Didn't Stewart, as an actor, resent that kind of control?

"I loved . . . I . . . I loved every minute of bein' on the boat . . . . I've always sort a questioned [he says questioned as though he had a mouthful of hubbard squash] the actor who has a big part in a picture, who requests, and, if that isn't brought about, then demands that he personally be in all story conferences, all decisions about this take, that take, all decisions about how this character should go and everything. Now this I don't agree with. I don't have too many ponderous arguments against it. Maybe I'm only sticking up for the old fashioned way of making pictures. We had, we had fights then, too.
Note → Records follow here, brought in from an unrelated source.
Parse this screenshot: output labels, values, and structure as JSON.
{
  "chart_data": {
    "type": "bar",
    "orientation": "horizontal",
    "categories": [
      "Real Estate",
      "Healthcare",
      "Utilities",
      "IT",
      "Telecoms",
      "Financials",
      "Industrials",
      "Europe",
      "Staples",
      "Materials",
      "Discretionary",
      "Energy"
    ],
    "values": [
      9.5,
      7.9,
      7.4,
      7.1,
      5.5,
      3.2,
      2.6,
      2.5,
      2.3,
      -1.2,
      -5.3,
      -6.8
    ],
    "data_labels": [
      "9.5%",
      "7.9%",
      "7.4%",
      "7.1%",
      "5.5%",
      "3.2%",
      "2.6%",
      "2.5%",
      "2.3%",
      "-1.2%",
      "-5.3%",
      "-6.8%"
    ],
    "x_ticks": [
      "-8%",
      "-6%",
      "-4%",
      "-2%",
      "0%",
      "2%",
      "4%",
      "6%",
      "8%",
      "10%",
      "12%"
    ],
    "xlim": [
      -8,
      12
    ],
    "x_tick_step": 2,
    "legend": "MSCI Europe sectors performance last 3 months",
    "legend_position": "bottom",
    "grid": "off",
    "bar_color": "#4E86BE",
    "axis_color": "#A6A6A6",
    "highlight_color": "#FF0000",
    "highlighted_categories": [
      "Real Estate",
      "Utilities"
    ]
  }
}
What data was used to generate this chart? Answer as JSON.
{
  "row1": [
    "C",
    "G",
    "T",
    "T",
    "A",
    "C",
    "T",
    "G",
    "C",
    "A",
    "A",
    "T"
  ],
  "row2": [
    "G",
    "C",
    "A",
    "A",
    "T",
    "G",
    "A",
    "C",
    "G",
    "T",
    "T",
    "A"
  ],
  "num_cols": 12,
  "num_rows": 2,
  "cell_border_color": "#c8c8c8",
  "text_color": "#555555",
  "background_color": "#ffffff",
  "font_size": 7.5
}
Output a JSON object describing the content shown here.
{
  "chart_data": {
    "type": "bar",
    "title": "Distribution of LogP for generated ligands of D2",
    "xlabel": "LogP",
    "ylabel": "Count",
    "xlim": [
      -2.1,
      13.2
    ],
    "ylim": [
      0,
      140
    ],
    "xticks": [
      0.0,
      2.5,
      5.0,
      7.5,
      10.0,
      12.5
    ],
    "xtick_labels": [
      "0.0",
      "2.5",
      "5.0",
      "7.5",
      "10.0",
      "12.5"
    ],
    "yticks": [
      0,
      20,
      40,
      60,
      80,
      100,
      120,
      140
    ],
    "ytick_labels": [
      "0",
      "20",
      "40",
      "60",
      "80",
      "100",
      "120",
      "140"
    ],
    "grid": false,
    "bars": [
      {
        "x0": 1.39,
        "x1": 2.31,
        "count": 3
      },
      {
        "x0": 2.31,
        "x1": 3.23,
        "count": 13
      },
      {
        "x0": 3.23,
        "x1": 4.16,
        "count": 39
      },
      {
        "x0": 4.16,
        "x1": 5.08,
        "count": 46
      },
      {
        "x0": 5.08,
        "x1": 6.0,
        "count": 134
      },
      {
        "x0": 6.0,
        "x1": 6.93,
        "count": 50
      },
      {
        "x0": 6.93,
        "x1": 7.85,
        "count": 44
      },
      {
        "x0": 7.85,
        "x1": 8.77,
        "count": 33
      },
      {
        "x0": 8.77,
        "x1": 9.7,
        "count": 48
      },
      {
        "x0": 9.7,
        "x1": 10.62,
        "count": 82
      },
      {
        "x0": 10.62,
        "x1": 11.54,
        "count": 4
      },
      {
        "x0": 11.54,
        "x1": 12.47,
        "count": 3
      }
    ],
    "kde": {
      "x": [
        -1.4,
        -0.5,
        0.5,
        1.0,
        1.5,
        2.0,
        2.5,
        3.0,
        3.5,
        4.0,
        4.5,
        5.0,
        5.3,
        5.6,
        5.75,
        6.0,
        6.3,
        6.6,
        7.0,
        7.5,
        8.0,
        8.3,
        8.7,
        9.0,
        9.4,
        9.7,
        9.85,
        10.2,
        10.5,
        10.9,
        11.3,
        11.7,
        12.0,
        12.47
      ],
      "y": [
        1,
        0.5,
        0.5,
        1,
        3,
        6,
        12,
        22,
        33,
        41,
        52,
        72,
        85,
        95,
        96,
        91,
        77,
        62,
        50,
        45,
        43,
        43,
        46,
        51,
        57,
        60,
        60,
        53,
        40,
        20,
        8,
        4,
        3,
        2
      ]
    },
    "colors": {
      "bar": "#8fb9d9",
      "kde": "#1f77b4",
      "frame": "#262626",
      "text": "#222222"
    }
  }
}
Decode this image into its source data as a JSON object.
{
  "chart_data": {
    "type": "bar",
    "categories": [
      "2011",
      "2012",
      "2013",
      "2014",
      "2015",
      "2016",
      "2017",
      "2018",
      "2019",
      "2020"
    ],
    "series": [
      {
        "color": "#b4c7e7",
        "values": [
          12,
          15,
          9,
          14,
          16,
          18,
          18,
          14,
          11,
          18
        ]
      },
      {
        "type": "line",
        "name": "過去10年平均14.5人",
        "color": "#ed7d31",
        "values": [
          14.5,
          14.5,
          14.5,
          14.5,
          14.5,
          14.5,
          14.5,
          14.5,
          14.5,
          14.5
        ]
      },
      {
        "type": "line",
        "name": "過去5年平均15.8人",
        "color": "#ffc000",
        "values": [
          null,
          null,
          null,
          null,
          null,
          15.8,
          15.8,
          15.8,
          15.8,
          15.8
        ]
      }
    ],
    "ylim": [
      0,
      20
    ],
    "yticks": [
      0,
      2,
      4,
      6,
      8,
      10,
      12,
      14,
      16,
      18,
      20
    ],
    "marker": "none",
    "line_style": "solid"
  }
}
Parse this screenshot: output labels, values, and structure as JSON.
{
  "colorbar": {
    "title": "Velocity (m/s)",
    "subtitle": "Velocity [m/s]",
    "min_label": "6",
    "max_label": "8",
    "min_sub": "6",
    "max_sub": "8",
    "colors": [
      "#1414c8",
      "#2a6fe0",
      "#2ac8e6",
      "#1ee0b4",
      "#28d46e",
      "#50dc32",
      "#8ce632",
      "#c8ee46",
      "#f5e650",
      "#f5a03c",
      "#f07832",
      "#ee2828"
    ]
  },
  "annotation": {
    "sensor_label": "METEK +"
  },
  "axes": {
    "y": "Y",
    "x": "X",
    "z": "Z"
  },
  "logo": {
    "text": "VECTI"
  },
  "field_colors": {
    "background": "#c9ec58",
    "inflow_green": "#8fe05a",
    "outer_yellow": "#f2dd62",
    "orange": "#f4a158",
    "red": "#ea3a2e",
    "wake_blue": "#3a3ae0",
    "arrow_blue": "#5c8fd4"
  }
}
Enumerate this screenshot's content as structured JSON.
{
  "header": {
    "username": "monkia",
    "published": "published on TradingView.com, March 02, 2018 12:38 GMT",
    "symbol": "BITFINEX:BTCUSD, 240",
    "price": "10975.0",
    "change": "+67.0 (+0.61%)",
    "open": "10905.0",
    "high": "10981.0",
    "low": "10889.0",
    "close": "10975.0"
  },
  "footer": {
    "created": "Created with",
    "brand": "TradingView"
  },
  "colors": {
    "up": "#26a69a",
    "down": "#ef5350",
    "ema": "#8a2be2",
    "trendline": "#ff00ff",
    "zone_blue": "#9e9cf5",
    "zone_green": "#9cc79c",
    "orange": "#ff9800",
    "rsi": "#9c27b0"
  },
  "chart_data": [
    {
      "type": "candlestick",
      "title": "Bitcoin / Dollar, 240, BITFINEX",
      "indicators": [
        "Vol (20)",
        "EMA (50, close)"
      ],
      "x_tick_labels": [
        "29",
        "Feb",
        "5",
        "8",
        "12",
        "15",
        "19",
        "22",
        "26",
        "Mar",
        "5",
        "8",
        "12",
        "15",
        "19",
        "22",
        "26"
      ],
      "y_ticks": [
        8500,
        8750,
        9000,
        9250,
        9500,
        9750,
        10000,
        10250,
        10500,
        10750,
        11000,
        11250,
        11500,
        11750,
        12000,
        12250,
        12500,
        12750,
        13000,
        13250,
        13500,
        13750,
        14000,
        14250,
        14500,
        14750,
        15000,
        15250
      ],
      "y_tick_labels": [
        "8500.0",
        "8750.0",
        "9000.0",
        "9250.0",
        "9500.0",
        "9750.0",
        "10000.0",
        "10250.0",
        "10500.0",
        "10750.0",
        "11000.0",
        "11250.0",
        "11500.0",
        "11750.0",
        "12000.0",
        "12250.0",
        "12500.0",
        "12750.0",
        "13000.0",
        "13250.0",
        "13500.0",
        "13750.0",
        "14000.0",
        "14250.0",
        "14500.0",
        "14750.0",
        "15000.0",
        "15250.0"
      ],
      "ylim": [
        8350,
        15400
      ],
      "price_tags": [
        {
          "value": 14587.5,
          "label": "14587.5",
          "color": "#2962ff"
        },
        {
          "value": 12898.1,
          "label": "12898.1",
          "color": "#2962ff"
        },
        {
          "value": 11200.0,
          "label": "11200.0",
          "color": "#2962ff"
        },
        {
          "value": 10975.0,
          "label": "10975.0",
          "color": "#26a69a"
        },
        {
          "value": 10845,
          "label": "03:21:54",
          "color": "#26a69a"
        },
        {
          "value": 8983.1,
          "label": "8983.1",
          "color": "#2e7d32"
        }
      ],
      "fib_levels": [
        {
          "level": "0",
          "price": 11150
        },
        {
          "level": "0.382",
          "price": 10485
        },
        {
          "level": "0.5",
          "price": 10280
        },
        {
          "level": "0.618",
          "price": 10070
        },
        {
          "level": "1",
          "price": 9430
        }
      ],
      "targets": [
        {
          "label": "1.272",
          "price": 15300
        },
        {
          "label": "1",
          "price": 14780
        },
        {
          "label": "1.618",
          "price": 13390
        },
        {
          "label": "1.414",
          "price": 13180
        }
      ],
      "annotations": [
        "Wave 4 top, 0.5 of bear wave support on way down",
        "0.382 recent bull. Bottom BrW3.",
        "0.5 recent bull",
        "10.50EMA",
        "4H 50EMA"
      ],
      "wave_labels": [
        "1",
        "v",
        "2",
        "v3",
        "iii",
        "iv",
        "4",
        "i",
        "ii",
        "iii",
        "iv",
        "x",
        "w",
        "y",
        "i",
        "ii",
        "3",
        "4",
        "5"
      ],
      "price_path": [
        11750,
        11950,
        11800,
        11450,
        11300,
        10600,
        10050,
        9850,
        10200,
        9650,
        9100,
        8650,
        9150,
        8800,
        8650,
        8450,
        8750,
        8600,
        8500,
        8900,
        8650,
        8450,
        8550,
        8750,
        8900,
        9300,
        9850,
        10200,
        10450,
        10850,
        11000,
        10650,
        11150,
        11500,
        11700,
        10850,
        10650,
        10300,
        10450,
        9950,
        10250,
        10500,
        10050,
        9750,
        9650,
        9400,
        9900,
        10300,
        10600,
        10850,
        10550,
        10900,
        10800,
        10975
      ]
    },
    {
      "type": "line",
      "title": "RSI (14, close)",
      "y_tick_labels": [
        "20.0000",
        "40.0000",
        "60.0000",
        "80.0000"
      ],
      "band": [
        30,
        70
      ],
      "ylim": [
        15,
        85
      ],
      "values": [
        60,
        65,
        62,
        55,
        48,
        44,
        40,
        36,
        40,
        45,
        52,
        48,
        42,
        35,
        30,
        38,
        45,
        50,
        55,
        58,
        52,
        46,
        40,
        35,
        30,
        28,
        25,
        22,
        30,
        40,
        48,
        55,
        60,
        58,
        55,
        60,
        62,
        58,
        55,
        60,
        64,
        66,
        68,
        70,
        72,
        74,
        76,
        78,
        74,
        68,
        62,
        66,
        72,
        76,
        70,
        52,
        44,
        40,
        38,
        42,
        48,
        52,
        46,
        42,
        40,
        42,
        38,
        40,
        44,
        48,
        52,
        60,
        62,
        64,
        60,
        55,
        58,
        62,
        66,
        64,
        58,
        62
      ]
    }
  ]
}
This wasn't . . . an attempt to come into a picture and take over his role and play the picture his way, regardless of everybody else. [That] is a selfish, unfair, unprofessional way to do this business."

Finally, Jimmy Stewart segues, as they say in Variety, into what his credo is after 45 years in films.

"Credo? I don't know exactly what credo means . . . . I really don't know how to spell it," he confides. "But I . . . at this point in time, I look at everyday -- I look at the next day -- as a gift. I look at every new day as . . . uh, it's pennies from heaven . . . . I've had so many blessings, I've had so much good fortune in my life. At this point in time I can do nothing but be just . . . grateful."